- Ransomware attacks now often include more than encrypt files
- In many cases, attackers threaten victims violently
- They also present reports before the SEC
Ransomware gangs seem to be desperate when it comes to obtaining results, since in addition to encrypting and filtering data on the web, they have also begun to threaten CEO with physical violence.
Cybersecurity researchers who claim in the last 12 months, in 40% of ransomware incidents, the CEO of the affected company were also physically threatened, which increases to 46% among organizations based in the United States.
But even paying may not be sufficient, since the investigation found that more than half (55%) of the organizations that paid a demand made it several times, with almost a third (29%) of those companies that paid three or more times, and 15%were not even sent to deciphered keys, or received corrupt keys.
Physical violence
Threatening to present a regulatory complaint also seems to be a popular tactic, according to Semperis. It was observed in 47% of the attacks, increasing 58% in the United States.
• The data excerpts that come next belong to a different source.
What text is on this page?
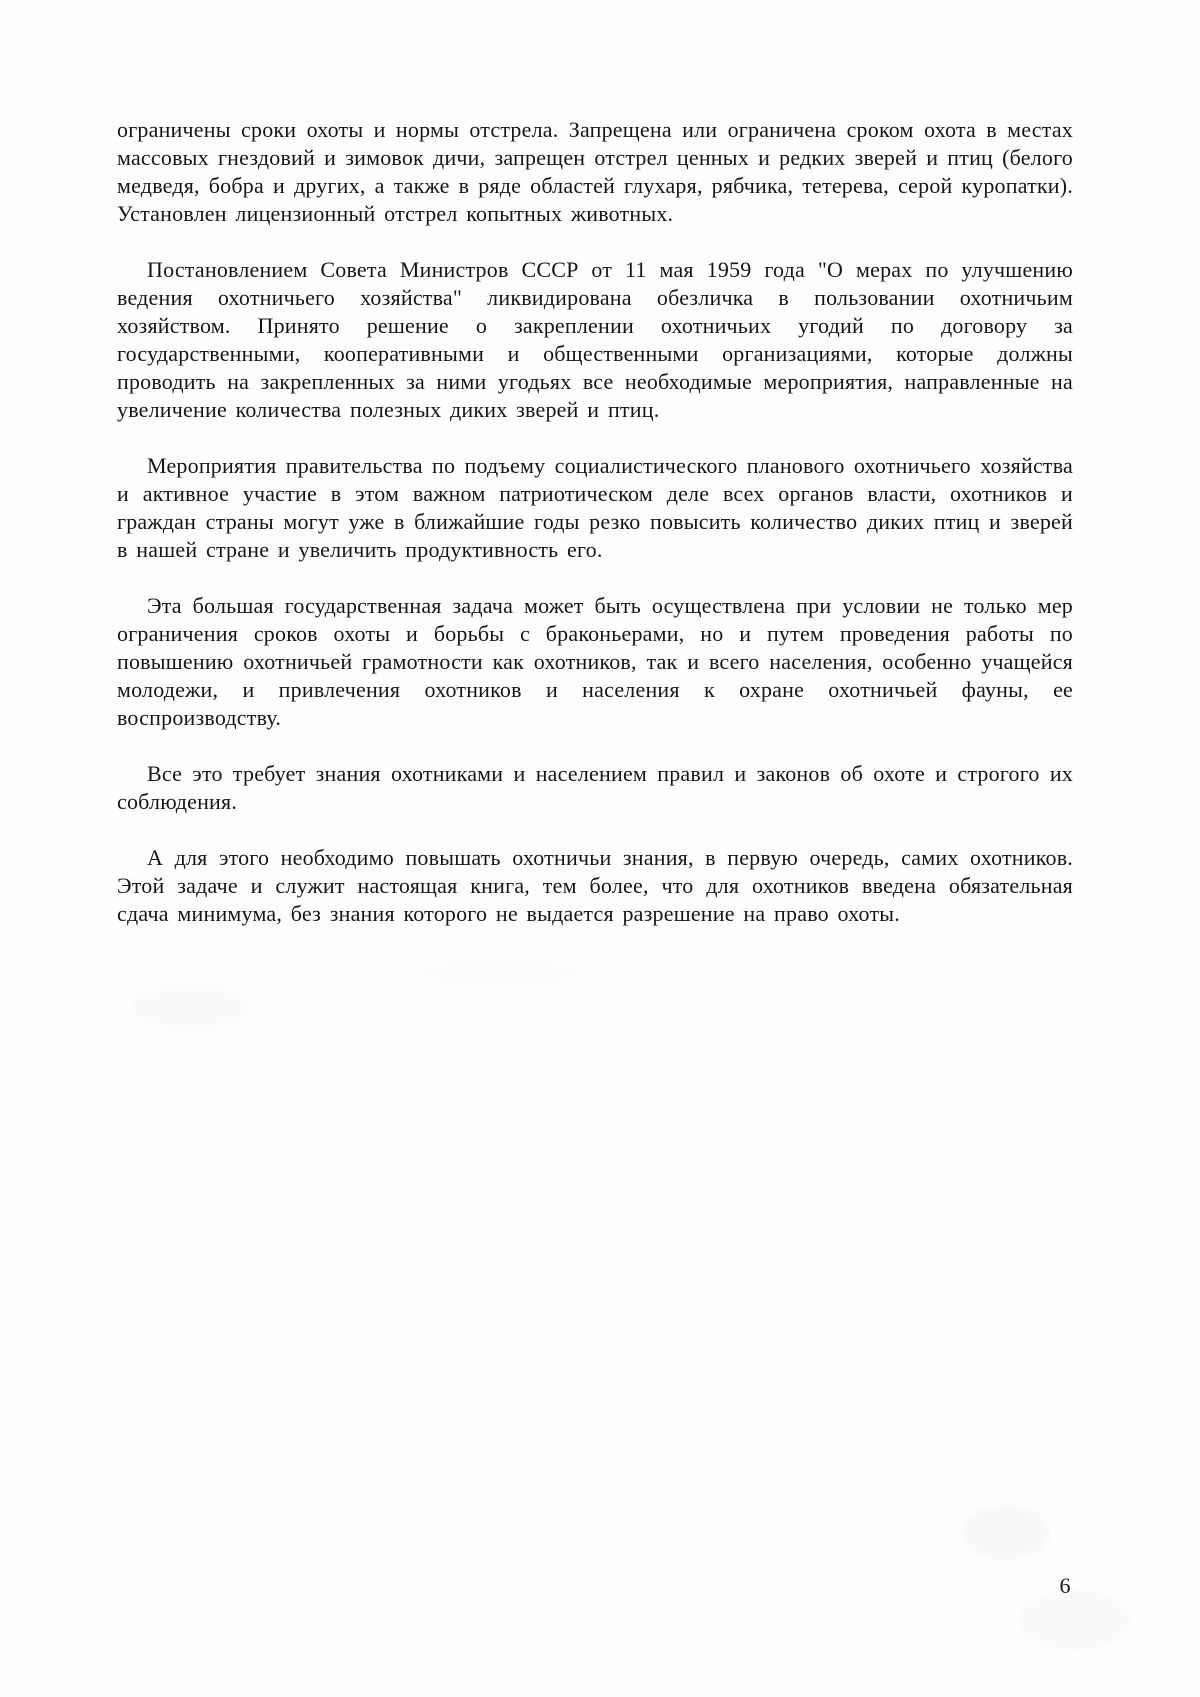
ограничены сроки охоты и нормы отстрела. Запрещена или ограничена сроком охота в местах массовых гнездовий и зимовок дичи, запрещен отстрел ценных и редких зверей и птиц (белого медведя, бобра и других, а также в ряде областей глухаря, рябчика, тетерева, серой куропатки). Установлен лицензионный отстрел копытных животных.

Постановлением Совета Министров СССР от 11 мая 1959 года "О мерах по улучшению ведения охотничьего хозяйства" ликвидирована обезличка в пользовании охотничьим хозяйством. Принято решение о закреплении охотничьих угодий по договору за государственными, кооперативными и общественными организациями, которые должны проводить на закрепленных за ними угодьях все необходимые мероприятия, направленные на увеличение количества полезных диких зверей и птиц.

Мероприятия правительства по подъему социалистического планового охотничьего хозяйства и активное участие в этом важном патриотическом деле всех органов власти, охотников и граждан страны могут уже в ближайшие годы резко повысить количество диких птиц и зверей в нашей стране и увеличить продуктивность его.

Эта большая государственная задача может быть осуществлена при условии не только мер ограничения сроков охоты и борьбы с браконьерами, но и путем проведения работы по повышению охотничьей грамотности как охотников, так и всего населения, особенно учащейся молодежи, и привлечения охотников и населения к охране охотничьей фауны, ее воспроизводству.

Все это требует знания охотниками и населением правил и законов об охоте и строгого их соблюдения.

А для этого необходимо повышать охотничьи знания, в первую очередь, самих охотников. Этой задаче и служит настоящая книга, тем более, что для охотников введена обязательная сдача минимума, без знания которого не выдается разрешение на право охоты.

6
In 2023, the infamous Ransomware Blackcat group reported one of its victims to the SEC to pay, with this tactic due to the growing regulatory requirements around the reports of cyber incidents, including the four -day dissemination rule of the SEC for companies that quote on the stock market.
Ransomware has existed for more than a decade, and during this time it has evolved several times. It started with only encryption, which companies mitigated quickly by maintaining offline backups of all key data.
Then, the criminals responded by stealing the data first and threatening to release them in the dark network unless a payment is made. This strategy, known as “double extortion” works quite well, so well that some criminals abandoned the encryption part completely and focus on stealing files.
However, many companies refuse to move, forcing criminals to even larger extremes.
In some cases, they combine back-end encryption with a distributed denial of service (DDOS) in the front-end, which stops the entire business. Telephone calls were also observed to victims organizations in a couple of cases, and now we can also add physical threats to the mixture.
“While some circumstances could leave the company in a situation of non -selection, we must recognize that it is an initial payment in the next attack,” said Mickey Bresman, CEO of Semperis.
“Every dollar delivered to ransomware gangs feeds their criminal economy, encouraging them to hit again. The only real way to break the scourge of ransomware is to invest in resistance, creating an option not to pay the rescue,” he said.